DMAIC and Covid-19

The response to covid-19 has been questionable from day 1. To me day 1 was March 16, 2020 when “15 days to flatten the curve” began in the USA. In the context of a Lean Six Sigma improvement activity the stated goal of the improvement activity was to reduce the peak number of covid-19 cases so that the healthcare system and frontline healthcare workers would not be overwhelmed by the forecasted number of covid-19 patients. Unlike Lean Six Sigma there was no preliminary research into why this forecast was believed. We were told that there was no time for collecting additional information. Every day we spent on data collection equated to thousands of lives lost. In the face of such rhetoric less calm heads prevailed. It was leadership based on fear, rather than on sound data.

I guess we got what we deserved. The lack of direction and leadership continues to this day, some 87 days later. The debate over what we did, what we are doing now, what we should do in the future, and how effective any of this has been or will be rages on unabated. Could we have done better? Can we do better now or in the future? I think the answer is yes, yes and yes.

The framework for process improvement used by Lean Six Sigma is Define-Measure-Analyze-Improve-Control, or DMAIC. Prior to define, we first identify the leaderships’ goals, which in turn are driven by the organization’s vision and purpose. In other words, our leaders look at where they want the organization to be at some point in the future and operationalize this vision with metrics that help them measure progress towards that goal. How about this for the covid-19 opportunity statement on day 1?

“Our vision for the USA is for our healthcare system to be able to cope with all major threats to public health. The covid-19 virus is a threat of unknown magnitude to the citizens of the USA. Should the worst-case scenarios come to pass our healthcare system will be unable to cope with the number of cases. We need to act now to prepare for this worst case scenario.”

On day 1 it would’ve been reasonable to use the above mission statement to define the problem as shortages of critical medical equipment such as ventilators, shortages of ICU beds and other hospital beds, shortages of personal protective equipment for front-line healthcare workers, etc.. It was reasonable that the stated scope of the improvement project was to flatten the curve to reduce the number of expected cases to something below the system’s capacity. On March 16 the expected number of deaths in the USA without mitigation, based on the Imperial College of London’s model, was 2.2 million. This horrific forecast made the lockdown for 15 days sound eminently reasonable. However, forecasts are not data, they are predictions made by fallible human models. The Lean Six Sigma motto is “In God we trust, all others bring data.”

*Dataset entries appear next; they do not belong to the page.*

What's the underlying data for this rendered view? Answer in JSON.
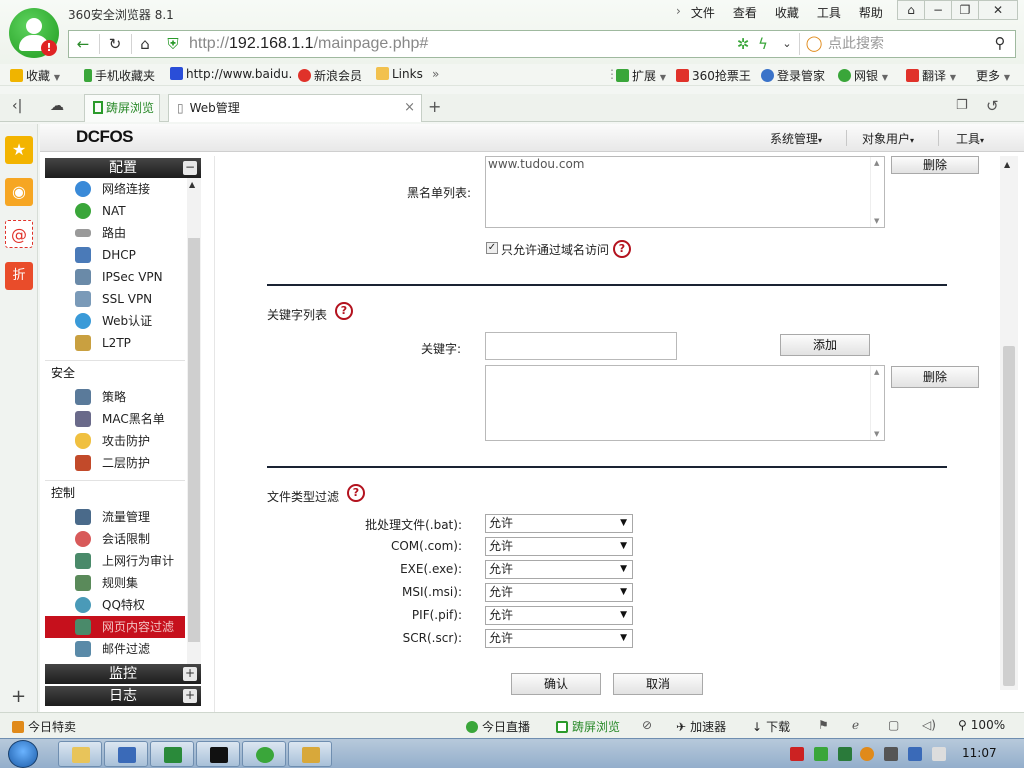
{
  "browser": {
    "title": "360安全浏览器 8.1",
    "menu": [
      "文件",
      "查看",
      "收藏",
      "工具",
      "帮助"
    ],
    "url_prefix": "http://",
    "url_host": "192.168.1.1",
    "url_path": "/mainpage.php#",
    "search_placeholder": "点此搜索"
  },
  "bookmarks": {
    "left": [
      {
        "label": "收藏",
        "icon": "star-icon",
        "color": "#f0b400"
      },
      {
        "label": "手机收藏夹",
        "icon": "phone-icon",
        "color": "#3aa63a"
      },
      {
        "label": "http://www.baidu.",
        "icon": "paw-icon",
        "color": "#2a4ed8"
      },
      {
        "label": "新浪会员",
        "icon": "weibo-icon",
        "color": "#e0322a"
      },
      {
        "label": "Links",
        "icon": "folder-icon",
        "color": "#f2c14e"
      }
    ],
    "right": [
      {
        "label": "扩展",
        "icon": "extension-icon",
        "color": "#3aa63a"
      },
      {
        "label": "360抢票王",
        "icon": "ticket-icon",
        "color": "#e0322a"
      },
      {
        "label": "登录管家",
        "icon": "key-icon",
        "color": "#3a73c9"
      },
      {
        "label": "网银",
        "icon": "bank-icon",
        "color": "#3aa63a"
      },
      {
        "label": "翻译",
        "icon": "translate-icon",
        "color": "#e0322a"
      },
      {
        "label": "更多",
        "icon": "more-icon",
        "color": "#666666"
      }
    ]
  },
  "tabs": {
    "split_label": "踌屏浏览",
    "active_label": "Web管理"
  },
  "app": {
    "brand": "DCFOS",
    "menus": [
      "系统管理",
      "对象用户",
      "工具"
    ]
  },
  "sidebar": {
    "config_header": "配置",
    "config_items": [
      "网络连接",
      "NAT",
      "路由",
      "DHCP",
      "IPSec VPN",
      "SSL VPN",
      "Web认证",
      "L2TP"
    ],
    "security_group": "安全",
    "security_items": [
      "策略",
      "MAC黑名单",
      "攻击防护",
      "二层防护"
    ],
    "control_group": "控制",
    "control_items": [
      "流量管理",
      "会话限制",
      "上网行为审计",
      "规则集",
      "QQ特权",
      "网页内容过滤",
      "邮件过滤"
    ],
    "selected": "网页内容过滤",
    "monitor_header": "监控",
    "log_header": "日志"
  },
  "form": {
    "blacklist_label": "黑名单列表:",
    "blacklist_items": [
      "www.tudou.com"
    ],
    "delete_label": "删除",
    "domain_only_label": "只允许通过域名访问",
    "domain_only_checked": true,
    "keyword_section": "关键字列表",
    "keyword_label": "关键字:",
    "keyword_value": "",
    "add_label": "添加",
    "keyword_list": [],
    "filetype_section": "文件类型过滤",
    "filetypes": [
      {
        "label": "批处理文件(.bat):",
        "value": "允许"
      },
      {
        "label": "COM(.com):",
        "value": "允许"
      },
      {
        "label": "EXE(.exe):",
        "value": "允许"
      },
      {
        "label": "MSI(.msi):",
        "value": "允许"
      },
      {
        "label": "PIF(.pif):",
        "value": "允许"
      },
      {
        "label": "SCR(.scr):",
        "value": "允许"
      }
    ],
    "confirm_label": "确认",
    "cancel_label": "取消"
  },
  "statusbar": {
    "left": "今日特卖",
    "items": [
      "今日直播",
      "踌屏浏览",
      "加速器",
      "下载"
    ],
    "zoom": "100%"
  },
  "taskbar": {
    "clock": "11:07"
  }
}
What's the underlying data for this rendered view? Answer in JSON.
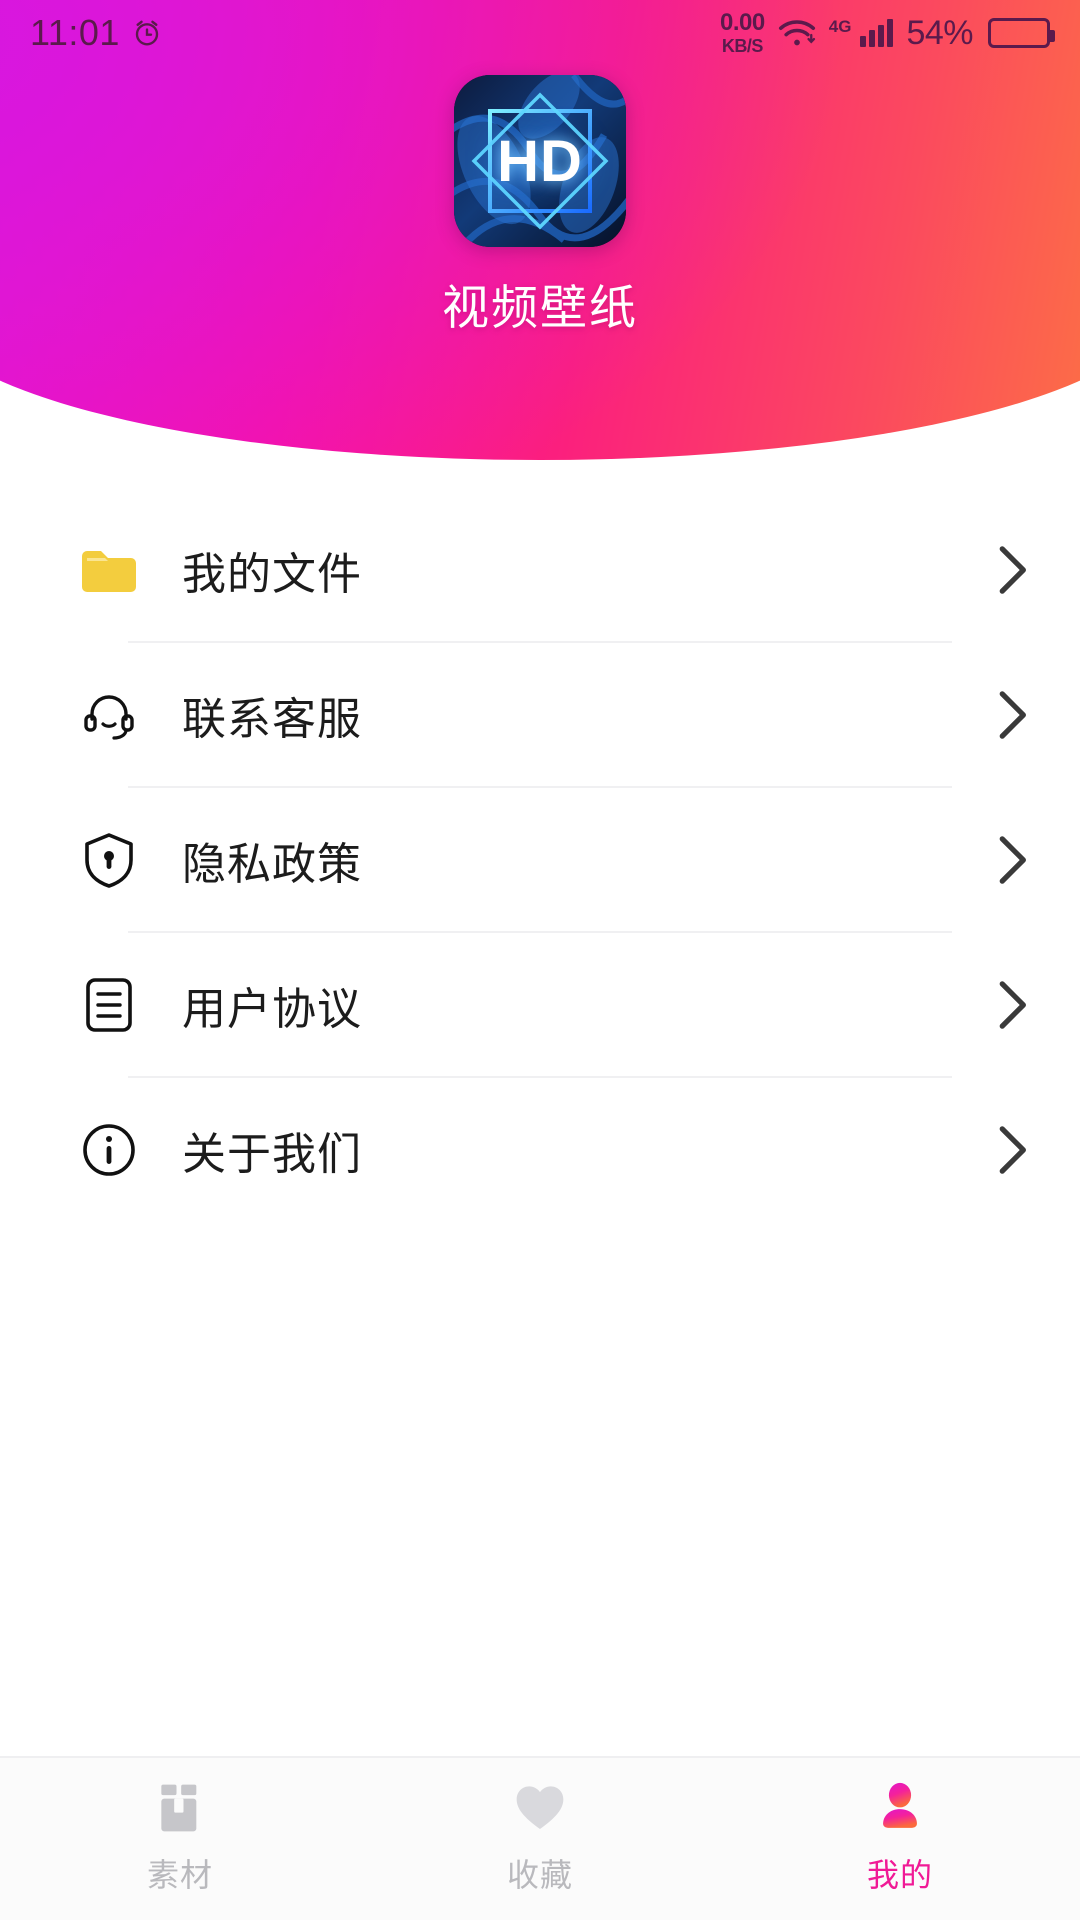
{
  "status_bar": {
    "time": "11:01",
    "alarm_icon": "alarm-clock-icon",
    "net_speed_value": "0.00",
    "net_speed_unit": "KB/S",
    "wifi_icon": "wifi-icon",
    "network_type": "4G",
    "signal_icon": "cellular-signal-icon",
    "battery_percent": "54%",
    "battery_icon": "battery-icon",
    "text_color": "#5b1a4c"
  },
  "header": {
    "app_name": "视频壁纸",
    "logo_text": "HD",
    "logo_icon": "app-logo-hd-icon",
    "gradient_start": "#e315d8",
    "gradient_mid": "#fb1f7e",
    "gradient_end": "#fd7a3e"
  },
  "menu": {
    "items": [
      {
        "label": "我的文件",
        "icon": "folder-icon",
        "chevron": "chevron-right-icon",
        "icon_color": "#f5cd3f"
      },
      {
        "label": "联系客服",
        "icon": "headset-icon",
        "chevron": "chevron-right-icon",
        "icon_color": "#1c1c1c"
      },
      {
        "label": "隐私政策",
        "icon": "shield-lock-icon",
        "chevron": "chevron-right-icon",
        "icon_color": "#1c1c1c"
      },
      {
        "label": "用户协议",
        "icon": "document-lines-icon",
        "chevron": "chevron-right-icon",
        "icon_color": "#1c1c1c"
      },
      {
        "label": "关于我们",
        "icon": "info-circle-icon",
        "chevron": "chevron-right-icon",
        "icon_color": "#1c1c1c"
      }
    ]
  },
  "tabbar": {
    "active_color": "#f01a96",
    "inactive_color": "#b9b9bd",
    "tabs": [
      {
        "label": "素材",
        "icon": "materials-box-icon",
        "active": false
      },
      {
        "label": "收藏",
        "icon": "heart-icon",
        "active": false
      },
      {
        "label": "我的",
        "icon": "person-icon",
        "active": true
      }
    ]
  }
}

By the end of the 15th day of sheltering in place we had more data. The Imperial College had revised their forecast down to about 1/25th the original forecast. Serology studies gave preliminary estimates regarding the number of infected people that indicated a much higher infection rate and a much lower death rate. In Lean Six Sigma work we use the Define phase to refine estimates and then perform a tollgate review to reassess our plans and even to determine if we should continue the improvement efforts. I would argue that this tollgate review, had it been done, might well have resulted in abandoning the shelter in place recommendation and the chartering of a new project. Perhaps the new project would’ve had new goals, such as protecting the vulnerable (the sick elderly) and reopening places where risks were minimal (such as schools). Instead our leaders doubled down and extended the shelter in place order for 30 more days.

In other words, using only the Define phase criteria we could’ve nipped the shutdown of our lives in the bud. In Lean Six Sigma we act on models only until we have data to analyze. Let’s work towards getting systems in place to obtain more timely and more accurate data in the future. We may not have much time to prepare. Due to the sheltering in place we’re engaged in epidemiologists expect a second phase of new cases when we open up. We will need data to help guide our future decisions and to forestall more fear-driven leadership decisions.